The phase II study reported here included 47 patients in whom androgen deprivation therapy had failed. All had had prior docetaxel (Taxotere) chemotherapy. They received abiraterone acetate orally, 1,000mg/day in 28-day cycles. Stable doses of glucocorticoids were allowed.
Tangible improvement
A total maximum PSA decline of 50% or greater at any point in the study, the primary endpoint, was achieved by 24 men (51.1%). Thirty-two patients (68.1%) had a total maximum PSA decline of 30% or greater and seven (14.9%) had a total maximum PSA decline of at least 70%. A similar trend in PSA response was observed at week 12, according to first author Alison H. Reid, MD, of the Institute of Cancer Research, Royal Mardsen Hospital.
Thirty-five patients were evaluable by Response Evaluation Criteria In Solid Tumors (RECIST). Of these, six (17.1%) had a partial response and 25 (71.4%) had stable disease.Median time to PSA progression: 169 days.
In all, 35.4% of patients showed improvement on their Eastern Cooperative Oncology Group (ECOG) performance status.
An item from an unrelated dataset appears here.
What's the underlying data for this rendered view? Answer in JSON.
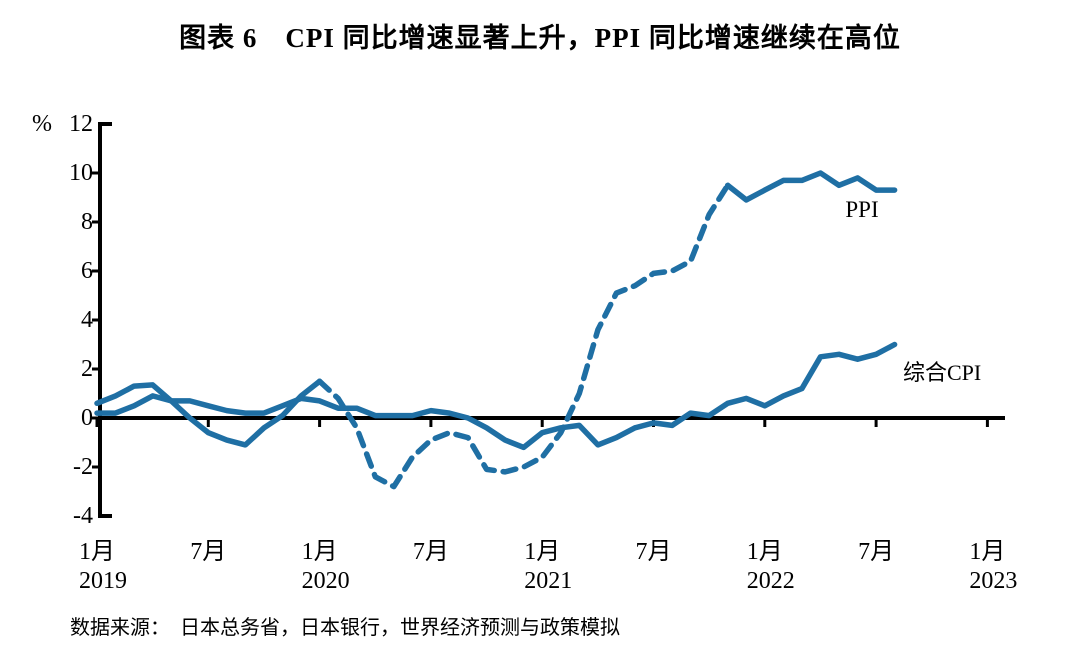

Ten of 27 (37%) improved from baseline ECOG 1 to post-baseline ECOG 0, and one of four (25%) improved from baseline ECOG 2 to post-baseline ECOG 1. About half (53%) maintained performance status.
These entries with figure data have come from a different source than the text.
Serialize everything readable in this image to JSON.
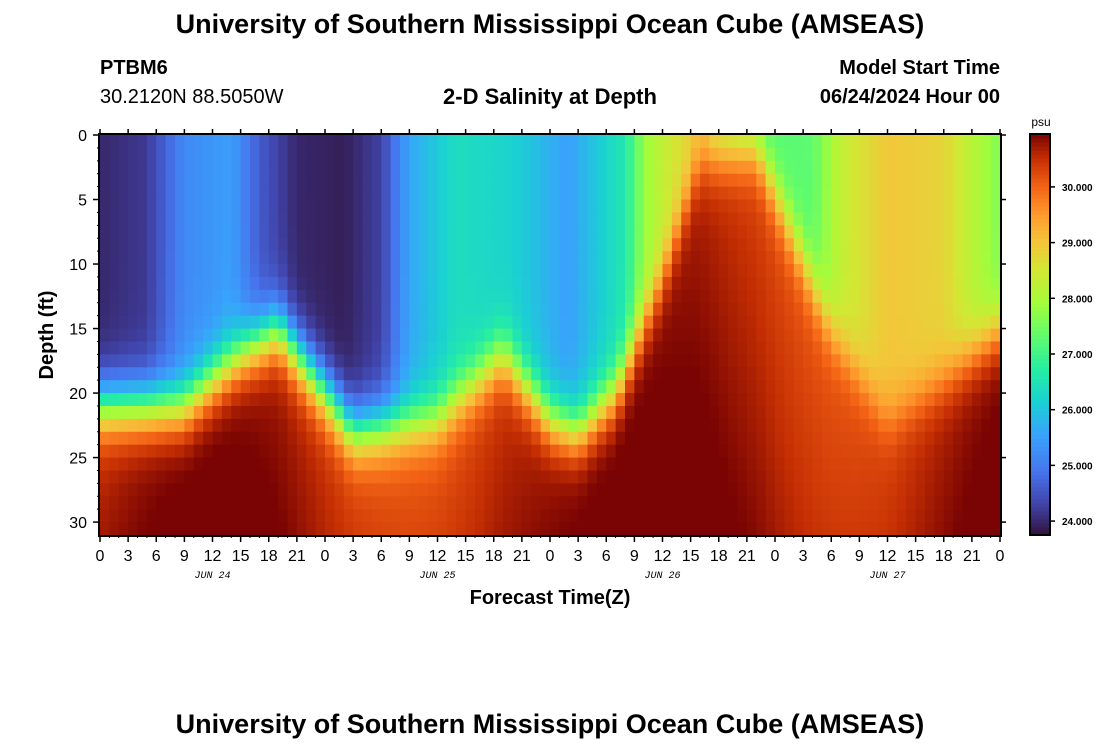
{
  "header": {
    "title": "University of Southern Mississippi Ocean Cube (AMSEAS)",
    "station": "PTBM6",
    "coordinates": "30.2120N  88.5050W",
    "subtitle": "2-D Salinity at Depth",
    "model_start_label": "Model Start Time",
    "model_start_value": "06/24/2024 Hour 00"
  },
  "footer": {
    "title": "University of Southern Mississippi Ocean Cube (AMSEAS)"
  },
  "colors": {
    "low": "#30123b",
    "high": "#7a0403"
  },
  "chart_data": {
    "type": "heatmap",
    "title": "2-D Salinity at Depth",
    "xlabel": "Forecast Time(Z)",
    "ylabel": "Depth (ft)",
    "x_ticks": [
      "0",
      "3",
      "6",
      "9",
      "12",
      "15",
      "18",
      "21",
      "0",
      "3",
      "6",
      "9",
      "12",
      "15",
      "18",
      "21",
      "0",
      "3",
      "6",
      "9",
      "12",
      "15",
      "18",
      "21",
      "0",
      "3",
      "6",
      "9",
      "12",
      "15",
      "18",
      "21",
      "0"
    ],
    "x_range_hours": [
      0,
      96
    ],
    "day_labels": [
      {
        "label": "JUN 24",
        "hour": 12
      },
      {
        "label": "JUN 25",
        "hour": 36
      },
      {
        "label": "JUN 26",
        "hour": 60
      },
      {
        "label": "JUN 27",
        "hour": 84
      }
    ],
    "y_ticks": [
      0,
      5,
      10,
      15,
      20,
      25,
      30
    ],
    "y_range_ft": [
      0,
      31
    ],
    "colorbar": {
      "unit": "psu",
      "range": [
        23.75,
        30.95
      ],
      "ticks": [
        "24.000",
        "25.000",
        "26.000",
        "27.000",
        "28.000",
        "29.000",
        "30.000"
      ]
    },
    "halocline_depth_ft_by_hour": [
      [
        0,
        21
      ],
      [
        9,
        21
      ],
      [
        15,
        17
      ],
      [
        19,
        15
      ],
      [
        24,
        20
      ],
      [
        27,
        23
      ],
      [
        36,
        22
      ],
      [
        43,
        17
      ],
      [
        48,
        22
      ],
      [
        51,
        23
      ],
      [
        55,
        20
      ],
      [
        60,
        11
      ],
      [
        64,
        2
      ],
      [
        70,
        1
      ],
      [
        78,
        15
      ],
      [
        84,
        22
      ],
      [
        90,
        19
      ],
      [
        96,
        15
      ]
    ],
    "surface_salinity_psu_by_hour": [
      [
        0,
        24.0
      ],
      [
        5,
        24.2
      ],
      [
        9,
        25.2
      ],
      [
        14,
        25.5
      ],
      [
        17,
        24.6
      ],
      [
        21,
        24.0
      ],
      [
        26,
        23.9
      ],
      [
        30,
        24.3
      ],
      [
        33,
        25.6
      ],
      [
        38,
        26.4
      ],
      [
        44,
        26.2
      ],
      [
        50,
        25.5
      ],
      [
        56,
        26.6
      ],
      [
        58,
        27.8
      ],
      [
        60,
        28.3
      ],
      [
        64,
        29.0
      ],
      [
        66,
        28.1
      ],
      [
        70,
        27.2
      ],
      [
        76,
        27.3
      ],
      [
        79,
        28.3
      ],
      [
        84,
        29.0
      ],
      [
        90,
        28.8
      ],
      [
        93,
        28.2
      ],
      [
        96,
        27.6
      ]
    ],
    "bottom_salinity_psu": [
      30.1,
      30.9
    ]
  }
}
Thirty-four patients had CTCs enumerated. Of the 27 with five or more CTCs at baseline, 11 (41%) had a decline to 5 or less on abiraterone. Nineteen of the 27 (70.3%) patients had a CTC decline of at least 30%.
"CTC declines of 30% or more have previously been shown to correlate with improved survival," Dr. Reid noted.
Toxicities related to mineralocorticoid excess were mainly grade 1-2 (hypokalemia, 57.4%; hypertension, 19.1%; peripheral edema, 21.3%) and were treated with eplerenone or corticosteroids.
Two phase III studies of abiraterone in men with castration-resistant prostate cancer are under way, one in combination with prednisone, comparing it to prednisone alone in patients in whom docetaxel chemotherapy has failed, and the other in patients prior to docetaxel chemotherapy.
Some authors of this study disclose that they own stock in, receive research funding from, act as consultants/advisers for, or are employees of Cougar Biotechnology.